Liu Qi, Zhao Zhenfeng, Wu Yingbo, Wu Siqi, He Yutong, Wang Haibin, Wang Shenwen
School of Information Engineering, Hebei GEO University, Shijiazhuang, 050031, China.
Hebei Huiji Technology Development Co., Ltd, Shijiazhuang, 050000, China.
Sci Rep. 2025 Aug 7;15(1):28895. doi: 10.1038/s41598-025-13636-6.
In the pathological diagnosis of colorectal cancer, the precise segmentation of glandular and cellular contours serves as the fundamental basis for achieving accurate clinical diagnosis. However, this task presents significant challenges due to complex phenomena such as nuclear staining heterogeneity, variations in nuclear size, boundary overlap, and nuclear clustering. With the continuous advancement of deep learning techniques-particularly encoder-decoder architectures-and the emergence of various high-performance functional modules, multi module collaborative fusion has become an effective approach to enhance segmentation performance. To this end, this study proposes the RPAU-Net++ model, which integrates the ResNet-50 encoder (R), the Joint Pyramid Fusion Module (P), and the Convolutional Block Attention Module (A) into the UNet++ framework, forming a multi-module-enhanced segmentation architecture. Specifically, ResNet-50 mitigates gradient vanishing and degradation issues in deep network training through residual skip connections, thereby improving model convergence stability and feature representation depth.

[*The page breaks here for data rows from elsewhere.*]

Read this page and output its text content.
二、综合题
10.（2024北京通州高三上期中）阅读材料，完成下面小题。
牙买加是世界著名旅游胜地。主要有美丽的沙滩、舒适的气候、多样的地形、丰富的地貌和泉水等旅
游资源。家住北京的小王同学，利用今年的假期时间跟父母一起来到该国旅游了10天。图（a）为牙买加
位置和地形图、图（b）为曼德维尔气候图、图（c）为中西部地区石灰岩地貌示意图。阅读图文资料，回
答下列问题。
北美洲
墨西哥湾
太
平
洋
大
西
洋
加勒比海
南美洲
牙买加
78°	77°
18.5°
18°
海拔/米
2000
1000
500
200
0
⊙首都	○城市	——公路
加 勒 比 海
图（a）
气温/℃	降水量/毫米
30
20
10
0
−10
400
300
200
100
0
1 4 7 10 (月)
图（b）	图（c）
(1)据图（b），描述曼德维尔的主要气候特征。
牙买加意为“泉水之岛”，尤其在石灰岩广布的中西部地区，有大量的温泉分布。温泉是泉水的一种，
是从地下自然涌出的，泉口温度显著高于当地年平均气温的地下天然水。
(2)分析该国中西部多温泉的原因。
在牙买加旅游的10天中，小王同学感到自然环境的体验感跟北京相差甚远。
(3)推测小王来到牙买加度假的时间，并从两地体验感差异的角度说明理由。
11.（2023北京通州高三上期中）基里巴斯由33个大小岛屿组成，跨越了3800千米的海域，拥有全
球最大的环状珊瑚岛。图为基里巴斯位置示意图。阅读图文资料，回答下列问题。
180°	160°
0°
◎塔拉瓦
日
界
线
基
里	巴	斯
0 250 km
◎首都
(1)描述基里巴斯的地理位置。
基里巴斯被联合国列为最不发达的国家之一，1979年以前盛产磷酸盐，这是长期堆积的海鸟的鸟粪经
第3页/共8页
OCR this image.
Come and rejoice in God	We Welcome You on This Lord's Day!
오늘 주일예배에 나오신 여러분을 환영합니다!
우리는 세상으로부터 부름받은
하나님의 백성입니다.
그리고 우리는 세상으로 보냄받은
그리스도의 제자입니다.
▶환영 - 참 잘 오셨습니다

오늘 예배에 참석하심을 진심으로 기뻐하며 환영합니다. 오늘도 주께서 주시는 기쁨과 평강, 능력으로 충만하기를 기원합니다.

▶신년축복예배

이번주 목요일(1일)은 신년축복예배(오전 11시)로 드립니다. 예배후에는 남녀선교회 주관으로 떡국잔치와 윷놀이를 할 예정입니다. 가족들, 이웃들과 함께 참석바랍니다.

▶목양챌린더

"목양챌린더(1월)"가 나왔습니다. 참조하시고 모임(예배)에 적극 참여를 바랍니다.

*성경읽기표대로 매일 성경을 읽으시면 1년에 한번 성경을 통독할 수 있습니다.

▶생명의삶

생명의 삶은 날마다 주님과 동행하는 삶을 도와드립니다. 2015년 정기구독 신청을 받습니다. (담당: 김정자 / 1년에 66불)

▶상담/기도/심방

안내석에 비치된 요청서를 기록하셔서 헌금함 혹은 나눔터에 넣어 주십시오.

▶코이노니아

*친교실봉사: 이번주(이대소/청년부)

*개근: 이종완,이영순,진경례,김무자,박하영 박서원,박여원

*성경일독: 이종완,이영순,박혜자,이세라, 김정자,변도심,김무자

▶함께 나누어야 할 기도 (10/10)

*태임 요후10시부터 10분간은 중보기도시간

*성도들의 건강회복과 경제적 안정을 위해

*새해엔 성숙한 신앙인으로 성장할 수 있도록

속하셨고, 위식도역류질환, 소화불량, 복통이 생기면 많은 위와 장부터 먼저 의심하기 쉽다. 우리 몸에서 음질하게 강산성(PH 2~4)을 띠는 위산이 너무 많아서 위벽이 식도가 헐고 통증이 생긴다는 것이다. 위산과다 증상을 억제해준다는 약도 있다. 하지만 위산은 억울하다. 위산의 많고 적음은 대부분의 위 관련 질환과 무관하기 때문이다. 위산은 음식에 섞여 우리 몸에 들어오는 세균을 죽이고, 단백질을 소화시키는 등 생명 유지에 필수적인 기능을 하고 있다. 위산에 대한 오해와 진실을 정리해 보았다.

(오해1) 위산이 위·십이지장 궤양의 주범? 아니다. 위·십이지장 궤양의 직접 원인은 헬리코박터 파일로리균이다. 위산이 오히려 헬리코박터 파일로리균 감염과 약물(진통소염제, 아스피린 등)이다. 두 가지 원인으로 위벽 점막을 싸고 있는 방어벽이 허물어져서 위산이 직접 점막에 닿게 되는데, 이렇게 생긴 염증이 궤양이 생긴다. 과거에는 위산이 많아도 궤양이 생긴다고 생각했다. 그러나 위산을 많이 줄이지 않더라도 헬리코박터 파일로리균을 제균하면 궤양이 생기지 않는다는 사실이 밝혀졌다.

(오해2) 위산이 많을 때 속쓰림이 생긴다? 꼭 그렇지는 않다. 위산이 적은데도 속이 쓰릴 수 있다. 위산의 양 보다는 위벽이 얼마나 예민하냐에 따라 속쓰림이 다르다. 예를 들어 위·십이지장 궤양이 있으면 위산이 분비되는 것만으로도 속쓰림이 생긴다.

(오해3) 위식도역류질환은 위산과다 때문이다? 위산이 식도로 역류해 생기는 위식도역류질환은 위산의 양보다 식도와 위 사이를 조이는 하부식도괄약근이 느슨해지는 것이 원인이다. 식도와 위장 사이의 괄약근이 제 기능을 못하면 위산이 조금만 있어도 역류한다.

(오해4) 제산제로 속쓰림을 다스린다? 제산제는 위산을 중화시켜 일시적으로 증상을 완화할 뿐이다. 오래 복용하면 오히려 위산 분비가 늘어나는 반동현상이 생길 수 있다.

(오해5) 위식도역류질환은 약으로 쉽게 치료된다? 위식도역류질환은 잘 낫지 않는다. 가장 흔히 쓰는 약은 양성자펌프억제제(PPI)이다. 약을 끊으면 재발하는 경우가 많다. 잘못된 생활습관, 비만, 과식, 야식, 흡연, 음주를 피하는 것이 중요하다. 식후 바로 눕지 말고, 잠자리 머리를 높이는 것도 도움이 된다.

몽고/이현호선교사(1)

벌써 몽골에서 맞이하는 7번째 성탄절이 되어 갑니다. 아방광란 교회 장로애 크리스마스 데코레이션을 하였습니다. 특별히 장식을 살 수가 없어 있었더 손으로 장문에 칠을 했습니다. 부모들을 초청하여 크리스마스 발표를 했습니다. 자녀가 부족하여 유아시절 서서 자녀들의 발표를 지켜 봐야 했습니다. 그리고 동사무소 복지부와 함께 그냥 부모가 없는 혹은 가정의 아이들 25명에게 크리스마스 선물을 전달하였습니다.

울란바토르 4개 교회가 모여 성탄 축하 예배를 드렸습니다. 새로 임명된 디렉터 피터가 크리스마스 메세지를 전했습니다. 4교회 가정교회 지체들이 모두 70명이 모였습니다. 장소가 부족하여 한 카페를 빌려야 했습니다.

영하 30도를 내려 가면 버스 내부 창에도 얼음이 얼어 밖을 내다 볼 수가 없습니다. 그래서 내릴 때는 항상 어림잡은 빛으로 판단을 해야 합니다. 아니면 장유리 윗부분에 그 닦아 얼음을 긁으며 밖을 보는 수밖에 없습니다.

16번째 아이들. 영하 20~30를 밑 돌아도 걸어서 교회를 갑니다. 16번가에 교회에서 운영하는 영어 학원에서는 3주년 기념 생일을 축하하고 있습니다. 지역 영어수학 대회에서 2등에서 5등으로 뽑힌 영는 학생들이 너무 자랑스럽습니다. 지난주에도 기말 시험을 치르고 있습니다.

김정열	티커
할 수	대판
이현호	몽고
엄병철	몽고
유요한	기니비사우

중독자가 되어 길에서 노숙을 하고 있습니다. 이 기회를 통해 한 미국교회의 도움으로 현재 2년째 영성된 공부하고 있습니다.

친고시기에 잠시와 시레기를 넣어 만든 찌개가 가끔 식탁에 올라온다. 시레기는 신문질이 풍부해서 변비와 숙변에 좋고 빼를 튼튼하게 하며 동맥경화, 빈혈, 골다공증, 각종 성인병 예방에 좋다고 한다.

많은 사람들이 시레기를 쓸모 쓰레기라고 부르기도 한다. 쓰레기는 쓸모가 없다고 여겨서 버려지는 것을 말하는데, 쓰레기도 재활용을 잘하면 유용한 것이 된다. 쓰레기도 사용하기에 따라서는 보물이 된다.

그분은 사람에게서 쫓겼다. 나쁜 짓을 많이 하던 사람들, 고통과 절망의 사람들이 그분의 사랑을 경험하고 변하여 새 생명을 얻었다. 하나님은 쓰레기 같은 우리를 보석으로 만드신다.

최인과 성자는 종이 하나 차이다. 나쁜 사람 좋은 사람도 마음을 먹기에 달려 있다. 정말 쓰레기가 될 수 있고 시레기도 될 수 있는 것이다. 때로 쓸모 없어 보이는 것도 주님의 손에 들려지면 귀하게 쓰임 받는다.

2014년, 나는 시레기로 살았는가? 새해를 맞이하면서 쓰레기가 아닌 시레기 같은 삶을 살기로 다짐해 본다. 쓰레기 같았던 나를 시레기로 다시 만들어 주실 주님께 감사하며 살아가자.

JPFM achieves progressive fusion of cross-layer features via a multi-scale feature pyramid, enhancing the encoding capability for complex tissue structures and fine boundary information. CBAM employs adaptive weight allocation in both spatial and channel dimensions to focus on target region features while effectively suppressing irrelevant background noise, thereby improving feature discriminability. Comparative experiments on the GlaS and CoNIC colorectal cancer pathology datasets, as well as the more challenging PanNuke dataset, demonstrate that RPAU-Net++ significantly outperforms mainstream models in key segmentation metrics such as IoU and Dice, providing a more accurate solution for pathological image segmentation in colorectal cancer.
在结直肠癌的病理诊断中,腺轮廓和细胞轮廓的精确分割是实现准确临床诊断的基本依据。然而,由于核染色异质性、核大小变化、边界重叠和核聚集等复杂现象,这项任务面临重大挑战。随着深度学习技术特别是编码器-解码器架构的不断进步以及各种高性能功能模块的出现,多模块协同融合已成为提高分割性能的有效方法。为此,本研究提出了RPAU-Net++模型,该模型将ResNet-50编码器(R)、联合金字塔融合模块(P)和卷积块注意力模块(A)集成到UNet++框架中,形成了一种多模块增强分割架构。具体而言,ResNet-50通过残差跳跃连接减轻了深度网络训练中的梯度消失和退化问题,从而提高了模型收敛稳定性和特征表示深度。JPFM通过多尺度特征金字塔实现跨层特征的渐进融合,增强了对复杂组织结构和精细边界信息的编码能力。CBAM在空间和通道维度上采用自适应权重分配,专注于目标区域特征,同时有效抑制无关背景噪声,从而提高特征可辨别性。在GlaS和CoNIC结直肠癌病理数据集以及更具挑战性的PanNuke数据集上的对比实验表明,RPAU-Net++在IoU和Dice等关键分割指标上显著优于主流模型,为结直肠癌病理图像分割提供了更准确的解决方案。